When a is large, we would try to distribute the calculation over multiple processors, which is quite trivial. We would also perform multiple multiplications (modulo b) in parallel to use each processor's ability to perform multiple operations in parallel. 
To calculate (ax) modulo b, we would need to calculate ax, divide by b, round down to an integer, and subtract that integer times b from the product. It will be faster to calculate 1/b once, and it may be faster not to round (ax / b) down, but to round (ax * (1/b)) to a nearby integer. We don't actually need (ax) modulo b, it is good enough if we have a small number z with z modulo b = (ax) modulo b. 

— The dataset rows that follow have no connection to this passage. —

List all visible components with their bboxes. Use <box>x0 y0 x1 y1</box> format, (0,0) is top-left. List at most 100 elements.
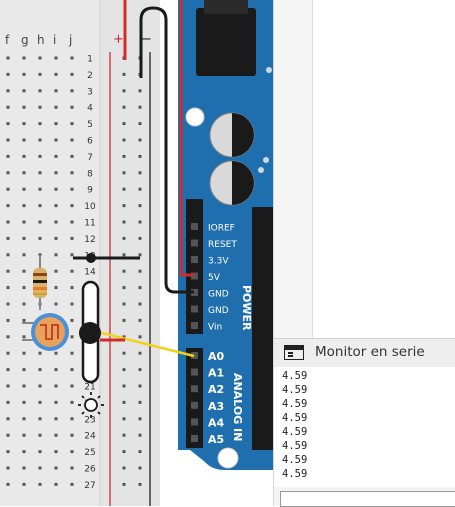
breadboard-hole[interactable] <box>54 253 58 257</box>
breadboard-hole[interactable] <box>54 187 58 191</box>
breadboard-hole[interactable] <box>54 351 58 355</box>
breadboard-hole[interactable] <box>22 368 26 372</box>
rail-hole[interactable] <box>122 466 126 470</box>
breadboard-hole[interactable] <box>22 204 26 208</box>
breadboard-hole[interactable] <box>70 450 74 454</box>
rail-hole[interactable] <box>138 318 142 322</box>
rail-hole[interactable] <box>122 72 126 76</box>
breadboard-hole[interactable] <box>70 236 74 240</box>
rail-hole[interactable] <box>138 154 142 158</box>
breadboard-hole[interactable] <box>22 236 26 240</box>
breadboard-hole[interactable] <box>54 269 58 273</box>
analog-pin-socket[interactable] <box>191 418 198 426</box>
breadboard-hole[interactable] <box>38 384 42 388</box>
rail-hole[interactable] <box>138 269 142 273</box>
breadboard-hole[interactable] <box>38 400 42 404</box>
breadboard-hole[interactable] <box>54 286 58 290</box>
rail-hole[interactable] <box>138 204 142 208</box>
breadboard-hole[interactable] <box>22 351 26 355</box>
breadboard-hole[interactable] <box>22 400 26 404</box>
breadboard-hole[interactable] <box>54 138 58 142</box>
breadboard-hole[interactable] <box>6 105 10 109</box>
breadboard-hole[interactable] <box>22 335 26 339</box>
breadboard-hole[interactable] <box>6 72 10 76</box>
serial-monitor-output[interactable]: 4.59 4.59 4.59 4.59 4.59 4.59 4.59 4.59 <box>274 367 455 487</box>
breadboard-hole[interactable] <box>70 220 74 224</box>
rail-hole[interactable] <box>122 236 126 240</box>
breadboard-hole[interactable] <box>38 89 42 93</box>
breadboard-hole[interactable] <box>22 286 26 290</box>
breadboard-hole[interactable] <box>6 400 10 404</box>
breadboard-hole[interactable] <box>6 466 10 470</box>
breadboard-hole[interactable] <box>38 450 42 454</box>
breadboard-hole[interactable] <box>22 138 26 142</box>
breadboard-hole[interactable] <box>54 482 58 486</box>
breadboard-hole[interactable] <box>22 384 26 388</box>
breadboard-hole[interactable] <box>22 269 26 273</box>
breadboard-hole[interactable] <box>70 335 74 339</box>
breadboard-hole[interactable] <box>22 171 26 175</box>
breadboard-hole[interactable] <box>38 433 42 437</box>
breadboard-hole[interactable] <box>6 253 10 257</box>
breadboard-hole[interactable] <box>38 138 42 142</box>
rail-hole[interactable] <box>138 302 142 306</box>
breadboard-hole[interactable] <box>54 450 58 454</box>
rail-hole[interactable] <box>122 384 126 388</box>
rail-hole[interactable] <box>122 204 126 208</box>
rail-hole[interactable] <box>122 154 126 158</box>
breadboard-hole[interactable] <box>54 220 58 224</box>
breadboard-hole[interactable] <box>70 351 74 355</box>
rail-hole[interactable] <box>138 138 142 142</box>
breadboard-hole[interactable] <box>22 253 26 257</box>
breadboard-hole[interactable] <box>22 187 26 191</box>
breadboard-hole[interactable] <box>38 187 42 191</box>
breadboard-hole[interactable] <box>38 56 42 60</box>
breadboard-hole[interactable] <box>70 417 74 421</box>
breadboard-hole[interactable] <box>70 400 74 404</box>
rail-hole[interactable] <box>138 105 142 109</box>
breadboard-hole[interactable] <box>70 482 74 486</box>
breadboard-hole[interactable] <box>22 56 26 60</box>
breadboard-hole[interactable] <box>6 384 10 388</box>
power-pin-socket[interactable] <box>191 223 198 230</box>
rail-hole[interactable] <box>122 105 126 109</box>
rail-hole[interactable] <box>122 122 126 126</box>
breadboard-hole[interactable] <box>70 318 74 322</box>
breadboard-hole[interactable] <box>6 450 10 454</box>
breadboard-hole[interactable] <box>22 72 26 76</box>
breadboard-hole[interactable] <box>70 466 74 470</box>
breadboard-hole[interactable] <box>6 220 10 224</box>
breadboard-hole[interactable] <box>6 417 10 421</box>
breadboard-hole[interactable] <box>54 204 58 208</box>
breadboard-hole[interactable] <box>54 56 58 60</box>
rail-hole[interactable] <box>138 187 142 191</box>
rail-hole[interactable] <box>138 433 142 437</box>
breadboard-hole[interactable] <box>54 171 58 175</box>
breadboard-hole[interactable] <box>70 302 74 306</box>
breadboard-hole[interactable] <box>6 269 10 273</box>
rail-hole[interactable] <box>138 236 142 240</box>
analog-pin-socket[interactable] <box>191 435 198 442</box>
power-pin-socket[interactable] <box>191 322 198 329</box>
breadboard-hole[interactable] <box>54 302 58 306</box>
breadboard-hole[interactable] <box>54 122 58 126</box>
breadboard-hole[interactable] <box>22 318 26 322</box>
breadboard-hole[interactable] <box>6 318 10 322</box>
serial-monitor-header[interactable]: Monitor en serie <box>274 338 455 368</box>
analog-pin-socket[interactable] <box>191 401 198 409</box>
rail-hole[interactable] <box>138 122 142 126</box>
rail-hole[interactable] <box>138 89 142 93</box>
breadboard-hole[interactable] <box>38 417 42 421</box>
breadboard-hole[interactable] <box>6 433 10 437</box>
analog-pin-socket[interactable] <box>191 368 198 376</box>
breadboard-hole[interactable] <box>22 433 26 437</box>
breadboard-hole[interactable] <box>70 368 74 372</box>
rail-hole[interactable] <box>138 482 142 486</box>
rail-hole[interactable] <box>138 171 142 175</box>
rail-hole[interactable] <box>138 368 142 372</box>
breadboard-hole[interactable] <box>38 466 42 470</box>
power-pin-socket[interactable] <box>191 305 198 313</box>
breadboard-hole[interactable] <box>38 351 42 355</box>
breadboard-hole[interactable] <box>6 368 10 372</box>
breadboard-hole[interactable] <box>54 72 58 76</box>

A: There are certain cases you can evaluate easily however for most cases you would need to evaluate it recursively. Apply the mod after each recursive step will help with the storage of the value.
Special cases:
The answer will be zero if there are sufficient terms to cover the prime factorization of $b$. E.g. If $b=72$ you need three factors of 2 and two factors of 3.
If $b$ is prime and $a=b-1$ then the answer is $a-1$.
If $b$ is prime and $a=b-2$ then the answer is 1.